I’m not always the earliest tech adopter, but if this happens, I will be in line bright and early. 8-year-old me would never truly have dreamed. Fingers crossed!
*
Speaking of first in line, Michael Mann’s long rumored sequel to Heat, the aptly names “Heat 2”, has been greenlit for 2026, with movie stars in every role. I feel positively tumescent at this news, and as far as I’m concerned, there’s absolutely no way that a sequel 20 years after the fact made by an aging director whose politics have become unseemly could be disappointing on any level. Hype train leaving the station!
*
This is extremely niche, but the guy who made one of my all-time favorite 90s computer games is now the head of Google’s Deepmind Lab, which helps make the Gemini series of A.I. models, Google’s flagship product.
In a full circle moment, the guy (Demis Hassabis) used Gemini 3 to vibe code a detailed version of his own 90s smash hit game.
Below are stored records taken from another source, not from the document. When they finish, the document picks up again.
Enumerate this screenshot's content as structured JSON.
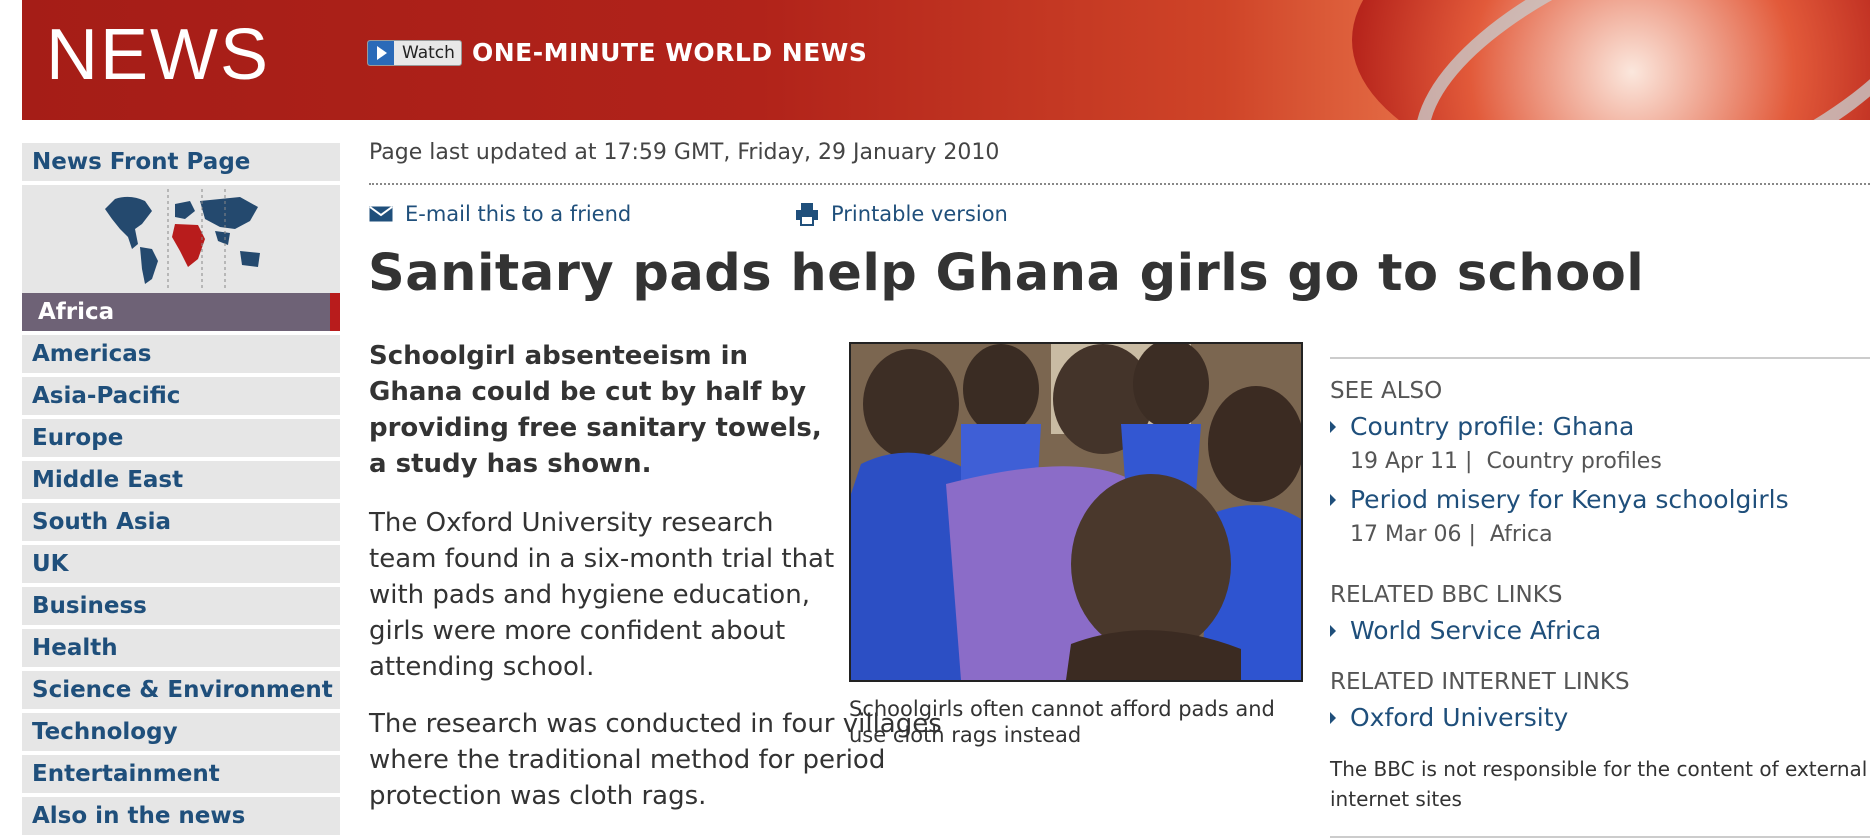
{
  "header": {
    "logo_text": "NEWS",
    "watch_label": "Watch",
    "watch_title": "ONE-MINUTE WORLD NEWS"
  },
  "nav": {
    "front_page": "News Front Page",
    "active": "Africa",
    "items": [
      "Americas",
      "Asia-Pacific",
      "Europe",
      "Middle East",
      "South Asia",
      "UK",
      "Business",
      "Health",
      "Science & Environment",
      "Technology",
      "Entertainment",
      "Also in the news"
    ]
  },
  "article": {
    "updated": "Page last updated at 17:59 GMT, Friday, 29 January 2010",
    "email_label": "E-mail this to a friend",
    "print_label": "Printable version",
    "headline": "Sanitary pads help Ghana girls go to school",
    "intro": "Schoolgirl absenteeism in Ghana could be cut by half by providing free sanitary towels, a study has shown.",
    "para1": "The Oxford University research team found in a six-month trial that with pads and hygiene education, girls were more confident about attending school.",
    "para2": "The research was conducted in four villages where the traditional method for period protection was cloth rags.",
    "caption": "Schoolgirls often cannot afford pads and use cloth rags instead"
  },
  "sidebar_right": {
    "see_also_heading": "SEE ALSO",
    "see_also": [
      {
        "title": "Country profile: Ghana",
        "date": "19 Apr 11",
        "section": "Country profiles"
      },
      {
        "title": "Period misery for Kenya schoolgirls",
        "date": "17 Mar 06",
        "section": "Africa"
      }
    ],
    "related_bbc_heading": "RELATED BBC LINKS",
    "related_bbc": [
      "World Service Africa"
    ],
    "related_internet_heading": "RELATED INTERNET LINKS",
    "related_internet": [
      "Oxford University"
    ],
    "disclaimer": "The BBC is not responsible for the content of external internet sites"
  },
  "colors": {
    "brand_red": "#a51d17",
    "link_blue": "#1f4f7b",
    "nav_active": "#6e6276"
  }
}
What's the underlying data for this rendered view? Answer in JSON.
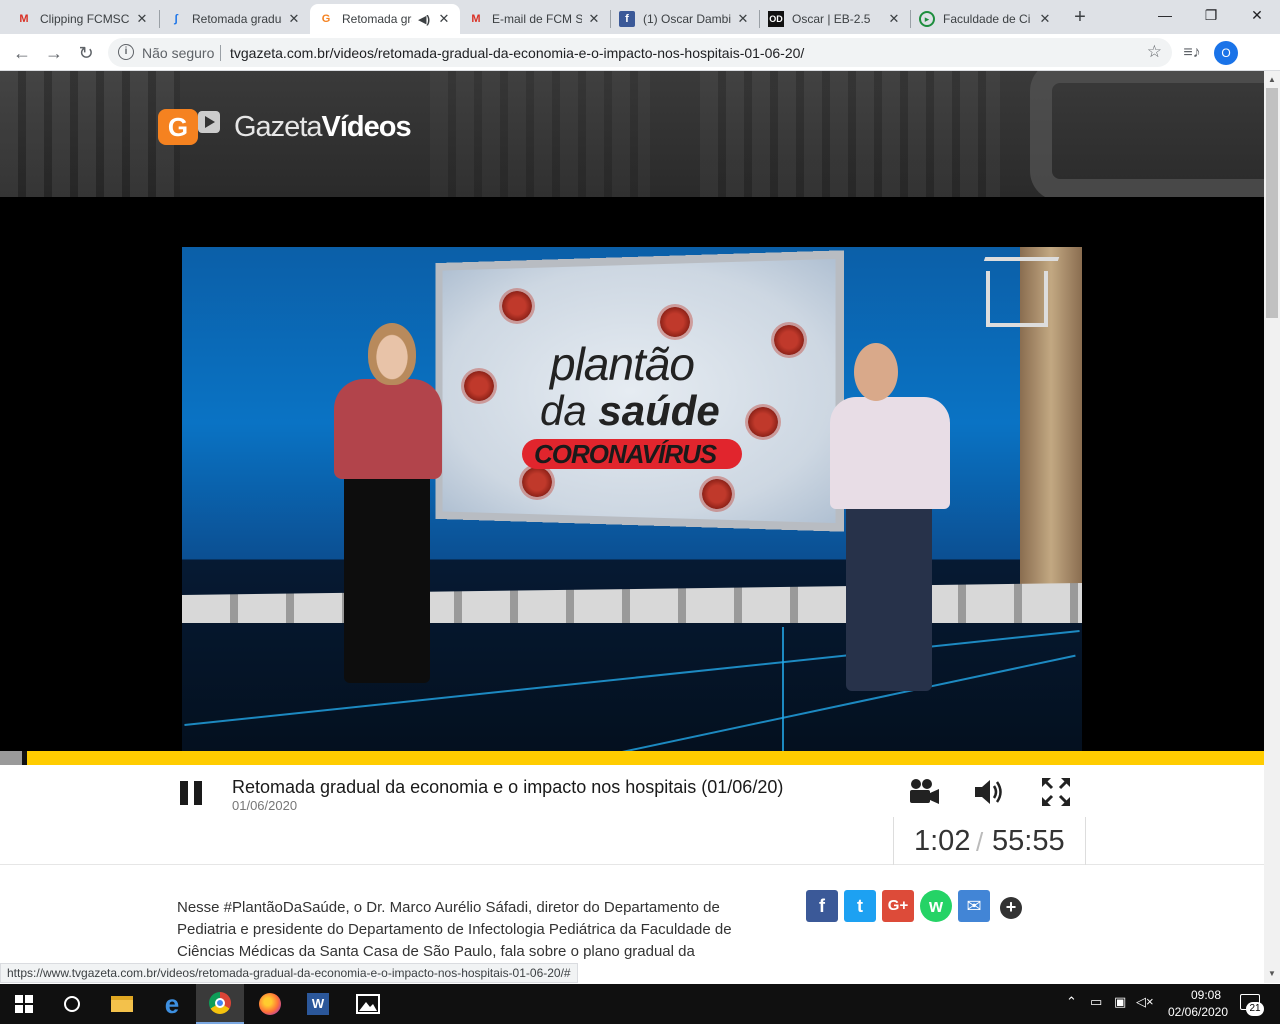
{
  "tabs": [
    {
      "title": "Clipping FCMSC",
      "icon": "gmail-icon"
    },
    {
      "title": "Retomada gradual",
      "icon": "confluence-icon"
    },
    {
      "title": "Retomada gradual",
      "icon": "gazeta-icon",
      "active": true,
      "audio": true
    },
    {
      "title": "E-mail de FCM S",
      "icon": "gmail-icon"
    },
    {
      "title": "(1) Oscar Dambi",
      "icon": "facebook-icon"
    },
    {
      "title": "Oscar | EB-2.5",
      "icon": "od-icon"
    },
    {
      "title": "Faculdade de Ci",
      "icon": "green-circle-icon"
    }
  ],
  "omnibox": {
    "security_label": "Não seguro",
    "url": "tvgazeta.com.br/videos/retomada-gradual-da-economia-e-o-impacto-nos-hospitais-01-06-20/"
  },
  "profile_initial": "O",
  "site": {
    "logo_prefix": "Gazeta",
    "logo_suffix": "Vídeos",
    "logo_letter": "G"
  },
  "video_frame": {
    "line1": "plantão",
    "line2_prefix": "da",
    "line2_bold": "saúde",
    "line3": "CORONAVÍRUS"
  },
  "player": {
    "title": "Retomada gradual da economia e o impacto nos hospitais (01/06/20)",
    "date": "01/06/2020",
    "time_current": "1:02",
    "time_separator": "/",
    "time_total": "55:55",
    "progress_fraction": 0.019
  },
  "description": "Nesse #PlantãoDaSaúde, o Dr. Marco Aurélio Sáfadi, diretor do Departamento de Pediatria e presidente do Departamento de Infectologia Pediátrica da Faculdade de Ciências Médicas da Santa Casa de São Paulo, fala sobre o plano gradual da",
  "share": {
    "facebook": "f",
    "twitter": "t",
    "googleplus": "G+",
    "whatsapp": "w",
    "email": "✉",
    "more": "+"
  },
  "status_url": "https://www.tvgazeta.com.br/videos/retomada-gradual-da-economia-e-o-impacto-nos-hospitais-01-06-20/#",
  "taskbar": {
    "time": "09:08",
    "date": "02/06/2020",
    "notifications": "21"
  },
  "colors": {
    "accent_orange": "#f58220",
    "progress_yellow": "#ffcc00",
    "facebook": "#3b5998",
    "twitter": "#1da1f2",
    "googleplus": "#dd4b39",
    "whatsapp": "#25d366",
    "email": "#4285d6"
  }
}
I don’t know who besides me needed this, but I presume there are dozens of us.
*
Oh yeah, I guess we cured blindness or whatever. Ho hum. Age of Miracles, etc.
END
Thanks as always for spending part of your Sunday with me! That’s what I’ve got for you on this one. I hope everyone has a great week, and I will be back next Sunday with something fun for you.



Fascinating. Your breakdown of the Dallas Fed's chart really highlights the speculative range of AI impact. I am curious, what analitycal frameworks or specific economic models do you think underpin such drastically diferent "red" and "purple" scenarios? It's quite a spectrum.
The comment that keeps coming to my mind is "when do you have time to do all this reading????". Every little vigngette was chock full of ideas and information. Thanks Owen!!!